Ce n’est pas d’un côté le soi et de l’autre côté le monde : ces deux perspectives sont totalement superposées et en interaction constante, du monde sur le soi, comme le soi sur le monde, et c’est au coeur de cette superposition totalement connectée que l’important se joue.

J’ai tendance à voir l’analyse en psycho comme un millefeuille, il y a les couches de l’individu, de ses environnements sociaux proches, des institutions qu’il côtoie, de sa culture, de son époque, du contexte politique, etc. Tout se superpose, interagit ensemble, est cause et détermination d’une couche sur une autre. Le développement personnel allégeant, les perspectives néolibérales pensent que l’individu serait la première couche qui détermine toute la nature des autres.

La page blanche comme espace sécurisant a néanmoins besoin d’être totalement personnelle, être un lieu à soi. Sans quoi notre animalité sociale nous retient de rencontrer cette sécurité, ce lieu aux règles qu’on peut élaborer. On a besoin de lentement se défaire des injonctions, des modes d’agir habituels, des inhibitions et blocages liés au maintien de notre sécurité dans les environnements sociaux : ici, dans la page blanche, il n’y a plus besoin de faire semblant, de jouer un rôle donné, de répondre à des attentes, de se conformer à la peur des jugements et des hontes probables, il s’agit de (re)créer ce tissu qui nous lie au reste du monde, de comprendre les couches du millefeuille et leurs interactions. La page blanche est sa chambre à soi, verrouillée, et ce qui s’y créera ne sortira que si vous le décidez, quand vous estimerez que c’est le moment.

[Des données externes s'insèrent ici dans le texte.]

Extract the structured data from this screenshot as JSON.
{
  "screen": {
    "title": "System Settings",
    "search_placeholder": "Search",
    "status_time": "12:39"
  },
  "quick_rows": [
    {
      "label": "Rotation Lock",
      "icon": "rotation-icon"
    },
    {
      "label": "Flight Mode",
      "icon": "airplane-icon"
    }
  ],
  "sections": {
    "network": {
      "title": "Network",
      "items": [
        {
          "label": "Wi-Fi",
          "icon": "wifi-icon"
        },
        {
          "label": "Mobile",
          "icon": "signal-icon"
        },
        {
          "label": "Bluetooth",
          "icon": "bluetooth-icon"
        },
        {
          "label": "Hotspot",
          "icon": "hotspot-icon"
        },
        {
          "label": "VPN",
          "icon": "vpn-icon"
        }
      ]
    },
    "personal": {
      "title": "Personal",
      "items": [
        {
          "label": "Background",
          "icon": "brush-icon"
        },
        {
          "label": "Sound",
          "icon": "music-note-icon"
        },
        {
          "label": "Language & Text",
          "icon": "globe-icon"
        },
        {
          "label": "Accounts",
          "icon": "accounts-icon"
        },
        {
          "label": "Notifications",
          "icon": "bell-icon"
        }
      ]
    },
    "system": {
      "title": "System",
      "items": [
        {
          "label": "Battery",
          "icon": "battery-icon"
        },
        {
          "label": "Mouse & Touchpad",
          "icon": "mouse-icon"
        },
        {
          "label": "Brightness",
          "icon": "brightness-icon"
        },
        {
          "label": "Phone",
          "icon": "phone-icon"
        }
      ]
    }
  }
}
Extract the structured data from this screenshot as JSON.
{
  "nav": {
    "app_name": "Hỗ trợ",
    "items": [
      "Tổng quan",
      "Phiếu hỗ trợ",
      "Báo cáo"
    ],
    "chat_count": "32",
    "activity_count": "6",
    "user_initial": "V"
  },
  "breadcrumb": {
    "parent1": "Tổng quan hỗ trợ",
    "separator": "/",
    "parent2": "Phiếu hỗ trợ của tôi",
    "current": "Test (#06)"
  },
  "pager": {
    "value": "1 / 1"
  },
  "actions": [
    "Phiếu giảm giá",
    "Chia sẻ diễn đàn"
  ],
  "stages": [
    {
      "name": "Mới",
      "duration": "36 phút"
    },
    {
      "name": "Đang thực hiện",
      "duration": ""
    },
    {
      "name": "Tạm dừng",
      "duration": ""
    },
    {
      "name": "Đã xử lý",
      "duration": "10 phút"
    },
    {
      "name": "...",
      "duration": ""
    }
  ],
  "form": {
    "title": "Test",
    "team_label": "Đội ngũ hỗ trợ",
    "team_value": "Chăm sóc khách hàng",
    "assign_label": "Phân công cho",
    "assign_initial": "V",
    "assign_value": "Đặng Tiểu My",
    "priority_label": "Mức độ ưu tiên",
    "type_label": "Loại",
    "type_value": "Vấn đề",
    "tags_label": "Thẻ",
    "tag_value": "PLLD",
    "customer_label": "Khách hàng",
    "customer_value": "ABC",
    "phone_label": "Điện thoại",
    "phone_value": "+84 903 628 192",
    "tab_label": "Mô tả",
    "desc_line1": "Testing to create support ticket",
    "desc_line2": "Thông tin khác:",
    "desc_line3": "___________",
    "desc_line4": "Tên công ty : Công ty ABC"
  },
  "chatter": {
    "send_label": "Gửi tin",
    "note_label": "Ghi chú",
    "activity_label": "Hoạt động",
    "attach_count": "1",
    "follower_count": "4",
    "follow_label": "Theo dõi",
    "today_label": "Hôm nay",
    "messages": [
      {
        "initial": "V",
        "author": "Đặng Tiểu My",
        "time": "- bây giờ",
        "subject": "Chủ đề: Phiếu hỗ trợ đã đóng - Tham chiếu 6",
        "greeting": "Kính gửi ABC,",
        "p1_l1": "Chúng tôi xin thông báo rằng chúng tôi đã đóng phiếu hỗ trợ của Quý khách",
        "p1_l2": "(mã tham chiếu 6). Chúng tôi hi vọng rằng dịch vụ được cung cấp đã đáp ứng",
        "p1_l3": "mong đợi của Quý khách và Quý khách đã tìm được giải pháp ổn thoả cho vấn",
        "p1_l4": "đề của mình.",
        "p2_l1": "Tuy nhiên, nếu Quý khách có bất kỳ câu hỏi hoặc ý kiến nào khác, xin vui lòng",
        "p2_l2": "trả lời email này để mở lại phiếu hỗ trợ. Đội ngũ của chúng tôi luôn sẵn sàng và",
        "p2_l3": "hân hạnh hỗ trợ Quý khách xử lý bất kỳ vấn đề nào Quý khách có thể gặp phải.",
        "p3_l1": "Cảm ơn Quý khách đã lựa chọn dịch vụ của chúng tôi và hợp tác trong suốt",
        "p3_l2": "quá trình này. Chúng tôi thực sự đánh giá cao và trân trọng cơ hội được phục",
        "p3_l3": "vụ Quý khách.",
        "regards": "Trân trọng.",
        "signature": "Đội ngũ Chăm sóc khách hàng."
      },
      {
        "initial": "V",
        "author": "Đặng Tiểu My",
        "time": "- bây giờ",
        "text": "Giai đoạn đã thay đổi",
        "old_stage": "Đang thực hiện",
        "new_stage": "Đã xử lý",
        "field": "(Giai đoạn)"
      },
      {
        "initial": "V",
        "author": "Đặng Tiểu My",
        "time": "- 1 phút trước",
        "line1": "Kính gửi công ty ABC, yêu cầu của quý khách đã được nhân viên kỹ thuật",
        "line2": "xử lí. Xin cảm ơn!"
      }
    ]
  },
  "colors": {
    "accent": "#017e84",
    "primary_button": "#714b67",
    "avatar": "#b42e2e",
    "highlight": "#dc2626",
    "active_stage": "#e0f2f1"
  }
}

L’espace sécurisé personnel est fondamental pour permettre la justesse, cette vérité dont parle Barker, sans quoi on inhibe, on bloque à cause de tabous, de défenses, et on se cache à soi-même les problèmes, les bugs de connexion au monde, on interprète mal, on rationalise, on dénie des sentiments, parce qu’on veut préserver notre ordre socialisant au monde tel quel et qu’on ne veut pas perdre le peu de connexions que l’on a aux autres, ou leur respect, ou leur apparente paix.

Et la feuille blanche est tout autant un miroir de notre sécurité : si ça bloque encore devant elle ou qu’on s’acharne à écrire des choses de surface et non venant des profondeurs, c’est qu’il n’y a pas encore assez de sécurité pour rencontrer son vrai rapport au monde. Cela peut être dû à un sentiment d’illégitimité, à des traumas scolaires, à des craintes d’être mal lu, mal compris, à une peur de découvrir la révolution en nous qui n’attend que de réformer radicalement notre vie. On peut préférer la pseudosécurité de la conformité et de l’obéissance. Mais croyez-le ou non, on se sent plus en sécurité lorsqu’on sait très exactement de quoi sont faites nos profondeurs, qu’importe s’il y a des « monstres » dedans, autant les pacifier, sympathiser avec eux et les transformer. Peut-être qu’ils sont des monstres parce que vous n’avez pas encore fait la lumière sur eux. Ou parce que leur caractère monstrueux ne tient pas de votre perception propre, mais vient d’attentes sociales discriminante que vous avez intégré.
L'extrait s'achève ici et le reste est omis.